Introducing Senator Canute
Image source: Sydney Morning Herald
Some time ago, I blogged about the plight of low-lying Pacific islands like Tuvalu and the ultimate economic cost of global warming; namely, an economy disappearing off the face of the earth. Astonishingly, it was reported in the The Australian yesterday that this is really no big deal, at least not according to Australian Federal Government which claims their is no “imminent danger”. Senator ‘King Canute’ Campbell has declared it “absurd” to suggest that Australia should accept environmental refugees, while a spokesman for the Minister for Foreign Affairs, Alexander Downer, stated that sea level rise was a “long-term issue and it is too early to provide an accurate assessment of regional trends”. The sad truth of the matter is that while Kyoto Protocol signatory New Zealand has already agreed to accept any displaced people, Australia has now knocked back two requests from the Tuvalu Government to take in those displaced by rising sea levels.
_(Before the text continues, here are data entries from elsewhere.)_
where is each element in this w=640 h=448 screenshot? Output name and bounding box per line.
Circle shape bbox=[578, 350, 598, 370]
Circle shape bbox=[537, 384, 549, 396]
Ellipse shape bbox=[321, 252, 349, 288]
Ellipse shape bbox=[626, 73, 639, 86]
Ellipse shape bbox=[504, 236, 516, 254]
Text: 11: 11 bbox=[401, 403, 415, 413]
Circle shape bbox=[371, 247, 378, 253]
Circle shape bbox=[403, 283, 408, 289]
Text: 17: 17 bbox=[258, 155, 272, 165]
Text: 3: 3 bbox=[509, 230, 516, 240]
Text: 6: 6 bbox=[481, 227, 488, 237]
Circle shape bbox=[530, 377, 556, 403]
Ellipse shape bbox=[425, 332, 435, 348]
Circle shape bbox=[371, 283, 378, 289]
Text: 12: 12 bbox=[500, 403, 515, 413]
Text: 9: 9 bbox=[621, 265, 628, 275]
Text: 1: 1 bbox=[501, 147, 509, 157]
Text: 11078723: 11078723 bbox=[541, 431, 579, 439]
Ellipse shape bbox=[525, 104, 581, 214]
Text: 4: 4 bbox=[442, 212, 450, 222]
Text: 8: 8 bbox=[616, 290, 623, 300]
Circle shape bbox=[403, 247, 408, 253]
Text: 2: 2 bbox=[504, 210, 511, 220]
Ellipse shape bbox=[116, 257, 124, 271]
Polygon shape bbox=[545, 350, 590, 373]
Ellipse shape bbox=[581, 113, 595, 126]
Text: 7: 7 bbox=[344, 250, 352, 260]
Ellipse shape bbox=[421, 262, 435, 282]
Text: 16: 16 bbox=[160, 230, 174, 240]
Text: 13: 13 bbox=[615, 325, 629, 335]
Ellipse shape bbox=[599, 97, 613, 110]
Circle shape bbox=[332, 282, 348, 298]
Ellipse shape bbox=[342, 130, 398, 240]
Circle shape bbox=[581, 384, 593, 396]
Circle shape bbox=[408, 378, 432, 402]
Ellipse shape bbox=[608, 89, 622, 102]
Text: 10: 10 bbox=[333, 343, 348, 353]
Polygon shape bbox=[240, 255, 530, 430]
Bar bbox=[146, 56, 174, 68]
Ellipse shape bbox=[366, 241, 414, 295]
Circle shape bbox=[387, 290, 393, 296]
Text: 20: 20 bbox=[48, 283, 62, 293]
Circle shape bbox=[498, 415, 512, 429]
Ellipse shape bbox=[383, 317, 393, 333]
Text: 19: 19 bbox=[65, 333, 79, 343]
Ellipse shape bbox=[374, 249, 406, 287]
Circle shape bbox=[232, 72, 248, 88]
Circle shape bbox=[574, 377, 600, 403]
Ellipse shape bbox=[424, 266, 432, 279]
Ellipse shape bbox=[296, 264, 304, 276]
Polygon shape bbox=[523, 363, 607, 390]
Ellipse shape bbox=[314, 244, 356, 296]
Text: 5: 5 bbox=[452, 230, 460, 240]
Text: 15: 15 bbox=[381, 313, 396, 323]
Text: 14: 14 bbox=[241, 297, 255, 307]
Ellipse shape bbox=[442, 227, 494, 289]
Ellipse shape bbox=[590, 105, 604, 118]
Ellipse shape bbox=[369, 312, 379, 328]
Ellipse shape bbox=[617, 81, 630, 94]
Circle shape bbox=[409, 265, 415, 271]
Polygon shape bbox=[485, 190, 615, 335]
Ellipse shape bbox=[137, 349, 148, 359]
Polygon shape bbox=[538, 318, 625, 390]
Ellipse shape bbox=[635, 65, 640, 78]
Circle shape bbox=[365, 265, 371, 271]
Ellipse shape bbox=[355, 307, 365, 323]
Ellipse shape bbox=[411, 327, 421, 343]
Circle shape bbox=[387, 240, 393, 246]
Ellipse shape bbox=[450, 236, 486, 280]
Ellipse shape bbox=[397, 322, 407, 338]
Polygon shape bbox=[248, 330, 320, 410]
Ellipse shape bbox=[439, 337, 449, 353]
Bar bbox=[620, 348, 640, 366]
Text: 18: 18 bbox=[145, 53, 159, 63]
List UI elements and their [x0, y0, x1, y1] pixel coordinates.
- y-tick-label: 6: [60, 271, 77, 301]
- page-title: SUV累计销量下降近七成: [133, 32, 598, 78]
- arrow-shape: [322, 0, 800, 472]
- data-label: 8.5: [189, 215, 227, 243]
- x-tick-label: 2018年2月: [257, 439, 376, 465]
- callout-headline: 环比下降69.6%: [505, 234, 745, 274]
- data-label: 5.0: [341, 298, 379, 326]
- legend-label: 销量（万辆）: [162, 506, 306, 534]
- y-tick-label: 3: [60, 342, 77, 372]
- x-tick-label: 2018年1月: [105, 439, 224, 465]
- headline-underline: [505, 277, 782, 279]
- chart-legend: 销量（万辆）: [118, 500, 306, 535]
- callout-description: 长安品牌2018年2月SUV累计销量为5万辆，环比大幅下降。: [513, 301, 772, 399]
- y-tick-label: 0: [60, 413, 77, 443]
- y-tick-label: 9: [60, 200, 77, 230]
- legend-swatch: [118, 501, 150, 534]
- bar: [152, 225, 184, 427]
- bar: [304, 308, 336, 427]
The likes of Senator Campbell may prefer to put this on the ‘back burner’, but it is a very real here-and-now problem. Late last year a UN study revealed that there could be as many as 50 million environmental refugees around the world by the end of the decade. Not all of these refugees will be a result of rising sea levels, of course, but the same study estimates that as many as 100 million people live in areas that are below sea level or liable to storm surge. As this Earthwatch Radio podcast [2 mins] points out, this is a creeping a problem that doesn’t the get the same ‘air-play’ as the problem of environmental refugees created by tsunamis and hurricanes yet, potentially, it is far more catastrophic.